PUNE: Pune Municipal Corporation (PMC) has finally decided to give up the plan to sell its 117 amenity spaces, which may be leased out for a longer period of time. After building department officials submitted an opinion that the plots — 34 acres in all at Baner, Balewadi and other areas — should be leased for a longer period of time, the authorities have now started considering this new option. Citizens have, however, stated that they will still continue to oppose this as longer lease in a way means handing over the ownership just like the sale bid.

As per the original plan, PMC had decided to sell its amenity spaces for generating revenue while ensuring zero encroachment. The only condition for the development was that the developer would have to construct one of the designated amenities — schools, gymnasiums, sports complexes, markets, hospitals, etc. — for the utilisation of the citizens.

Concerned citizens had sent multiple letters to the civic body, stating that these amenity spaces are public properties and need to be used for the benefit and well-being of residents.

They had said the public is not convinced about this plan, and the civic body should not proceed with its implementation, and also requested a detailed presentation on the roadmap.

Now, the PMC building department has submitted an opinion, stating that the spaces should not be sold. Prashant Waghmare, city engineer, building department, said, “We have identified a list of amenity spaces except for essential ones. We have stated that all these properties should be leased for a longer period of time instead of selling them off.”

Rajendra Muthe, head of land and estates department of PMC, added, “Based on the city engineer’s opinion, we are considering leasing of the amenity spaces. PMC doesn’t have the authority to put the properties on lease for 90 years. So, we are trying to figure out if we can split this period. A final proposal will be prepared accordingly.”
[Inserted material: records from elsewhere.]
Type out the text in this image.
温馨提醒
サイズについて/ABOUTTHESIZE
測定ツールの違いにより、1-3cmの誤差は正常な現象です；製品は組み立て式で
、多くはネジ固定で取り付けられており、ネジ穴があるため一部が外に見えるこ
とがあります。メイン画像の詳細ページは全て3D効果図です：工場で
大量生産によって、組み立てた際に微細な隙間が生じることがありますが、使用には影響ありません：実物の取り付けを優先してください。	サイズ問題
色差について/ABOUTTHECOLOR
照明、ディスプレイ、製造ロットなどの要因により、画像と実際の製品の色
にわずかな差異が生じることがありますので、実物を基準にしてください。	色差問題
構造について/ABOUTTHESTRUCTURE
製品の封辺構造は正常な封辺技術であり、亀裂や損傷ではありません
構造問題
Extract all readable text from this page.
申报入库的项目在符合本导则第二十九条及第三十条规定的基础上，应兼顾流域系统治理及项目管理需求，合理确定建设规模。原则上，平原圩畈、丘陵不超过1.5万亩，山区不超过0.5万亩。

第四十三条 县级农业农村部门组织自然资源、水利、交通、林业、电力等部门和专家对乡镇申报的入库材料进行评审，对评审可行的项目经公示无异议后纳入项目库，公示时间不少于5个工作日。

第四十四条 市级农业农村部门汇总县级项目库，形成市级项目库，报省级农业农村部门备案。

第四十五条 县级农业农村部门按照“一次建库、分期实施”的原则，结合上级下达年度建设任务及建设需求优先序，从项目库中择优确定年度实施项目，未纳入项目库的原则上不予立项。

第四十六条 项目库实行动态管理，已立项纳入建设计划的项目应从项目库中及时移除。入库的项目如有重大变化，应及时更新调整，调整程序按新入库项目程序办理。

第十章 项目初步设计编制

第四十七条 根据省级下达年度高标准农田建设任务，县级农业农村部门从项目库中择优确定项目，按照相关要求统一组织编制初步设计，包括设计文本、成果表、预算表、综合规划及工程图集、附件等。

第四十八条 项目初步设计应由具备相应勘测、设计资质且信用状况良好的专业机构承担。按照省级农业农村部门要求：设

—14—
And yet, citizens have still opposed the move. Ravindra Sinha, one of the citizen activists leading the movement against this proposal, said, “This is public land. We have given their share of property. So, we are not comfortable with any mode of transfer to private parties. We want these lands to be developed by the government authorities. If private agencies want to develop it, then it should be done through corporate social responsibility (CSR). Any lease beyond five years is a form of sale only.”

Kharadi residents, too, opposed the step. Stating that there are 19 amenity spaces in their area, Nitin Memane, president of the Kharadi Residents’ Association, said, “If they want it to be leased out, then it should be given to the society that had parted with it. Bringing it to a private person doesn’t make sense. Leasing in a way means selling the properties. Hence, we are still opposing the move.”